Practical Deployment Patterns

ICS Asset Management Toolchain: Must-Have Features

• Multi-modal Discovery: Support for both passive sniffing and carefully controlled active polling. Look for protocol decoding beyond common IT (e.g., deep ICS protocol inspection for Modbus, DNP3, Siemens S7, etc.).

• Physical-Logical Mapping: Ability to associate devices with plant floor locations, control panels, rack/port data, and critical process roles.

• Lifecycle Tracking: Record not only the current asset state, but also historic changes (firmware updates, re-IPs, ownership, disposal).

• Incident Response Integration: Fast lookup and reporting, plus an ability to output to incident management playbooks.

• Non-disruptiveness: Support for safety and reliability as non-negotiable requirements during discovery.

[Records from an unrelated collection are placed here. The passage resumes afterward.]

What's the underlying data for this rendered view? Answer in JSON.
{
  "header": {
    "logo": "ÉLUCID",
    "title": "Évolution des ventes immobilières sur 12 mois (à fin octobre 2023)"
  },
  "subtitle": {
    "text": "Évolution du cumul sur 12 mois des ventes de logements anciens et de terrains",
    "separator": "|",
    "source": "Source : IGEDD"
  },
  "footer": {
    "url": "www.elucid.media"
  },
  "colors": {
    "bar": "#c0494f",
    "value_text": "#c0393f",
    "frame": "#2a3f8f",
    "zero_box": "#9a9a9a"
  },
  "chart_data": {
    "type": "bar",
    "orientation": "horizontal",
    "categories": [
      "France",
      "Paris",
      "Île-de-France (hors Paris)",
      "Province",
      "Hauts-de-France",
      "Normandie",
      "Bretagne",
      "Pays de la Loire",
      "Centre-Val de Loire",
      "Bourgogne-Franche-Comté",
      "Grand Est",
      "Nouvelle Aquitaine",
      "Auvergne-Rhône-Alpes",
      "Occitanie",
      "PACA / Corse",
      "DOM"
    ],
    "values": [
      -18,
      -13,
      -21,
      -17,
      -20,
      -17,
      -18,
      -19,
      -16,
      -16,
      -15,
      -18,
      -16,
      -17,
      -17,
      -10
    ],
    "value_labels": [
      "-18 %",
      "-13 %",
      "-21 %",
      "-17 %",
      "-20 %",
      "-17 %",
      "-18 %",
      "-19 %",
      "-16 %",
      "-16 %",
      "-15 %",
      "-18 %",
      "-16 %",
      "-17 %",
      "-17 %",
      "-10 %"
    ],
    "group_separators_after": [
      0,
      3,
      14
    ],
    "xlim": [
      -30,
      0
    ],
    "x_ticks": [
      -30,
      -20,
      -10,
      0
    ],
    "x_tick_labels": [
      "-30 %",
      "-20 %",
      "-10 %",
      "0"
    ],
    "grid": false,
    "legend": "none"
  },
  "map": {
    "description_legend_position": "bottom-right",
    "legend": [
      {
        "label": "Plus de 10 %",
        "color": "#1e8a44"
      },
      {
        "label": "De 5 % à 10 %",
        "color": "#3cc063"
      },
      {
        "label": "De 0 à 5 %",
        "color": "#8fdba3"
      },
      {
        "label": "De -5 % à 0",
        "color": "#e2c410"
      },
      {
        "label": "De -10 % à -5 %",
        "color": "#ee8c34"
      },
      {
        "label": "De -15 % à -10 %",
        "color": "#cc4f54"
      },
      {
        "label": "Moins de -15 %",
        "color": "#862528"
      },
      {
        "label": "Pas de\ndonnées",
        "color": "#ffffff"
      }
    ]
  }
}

Example Architecture: Tiered Asset Discovery

Typical best practice is a tiered asset discovery approach:

• Tier 0 (Enterprise): IT asset management solutions inventory enterprise servers and workstations—these interface with, but do not enumerate, OT edge devices.

• Tier 1 (ICS DMZ): Specially configured hosts with ICS protocol plugins operate at the DMZ; deployment of passive taps on all ingress/egress points is ideal.

• Tier 2/3 (Control/Process Network): Carefully placed protocol analyzers coupled with operator walkdowns; no aggressive network scans outside tightly controlled windows.

Additionally, many organizations now deploy “ICS-aware” asset management platforms, which sit out-of-band and correlate both live network data and periodic operator input. These tools must be validated on live systems prior to full production rollout.

Pitfalls and Lessons Learned

• Over-reliance on Automation: Automated tools miss devices with no network traffic. Manual validation—however inconvenient—remains essential.

• Underestimating Change Management: Asset inventories quickly rot if not strictly coupled to configuration change control. Ensure organizational discipline.

• Neglecting Physical Security: Rogue assets can be physically installed without IT/OT’s knowledge. Regular physical inspection is the only defense.

• Failure to Communicate: Centralized asset inventories only work if regularly communicated to both local engineering and enterprise teams. Implement regular review cycles and feedback.

Conclusion: Honest Advice for Getting It Right

True inventory and asset management in ICS environments is an iterative, collaborative, and often messy process—it’s far closer to good ops than it is to checkbox compliance. Focus on normalizing and correlating data across protocols, zones, and human boundaries. Never trust single-source asset data. Layer passive and (carefully!) active discovery with regular operator input. Above all, make the inventory matter: if it’s only produced for auditors, it will quickly become an irrelevance. If it’s used by engineers, incident responders, and process owners, it will stay current and valuable.

Key Takeaway: Embrace both tech and human procedure. In ICS, you’ll need both to build and keep the living asset inventory that modern industrial risk management—whether for reliability or security—absolutely requires.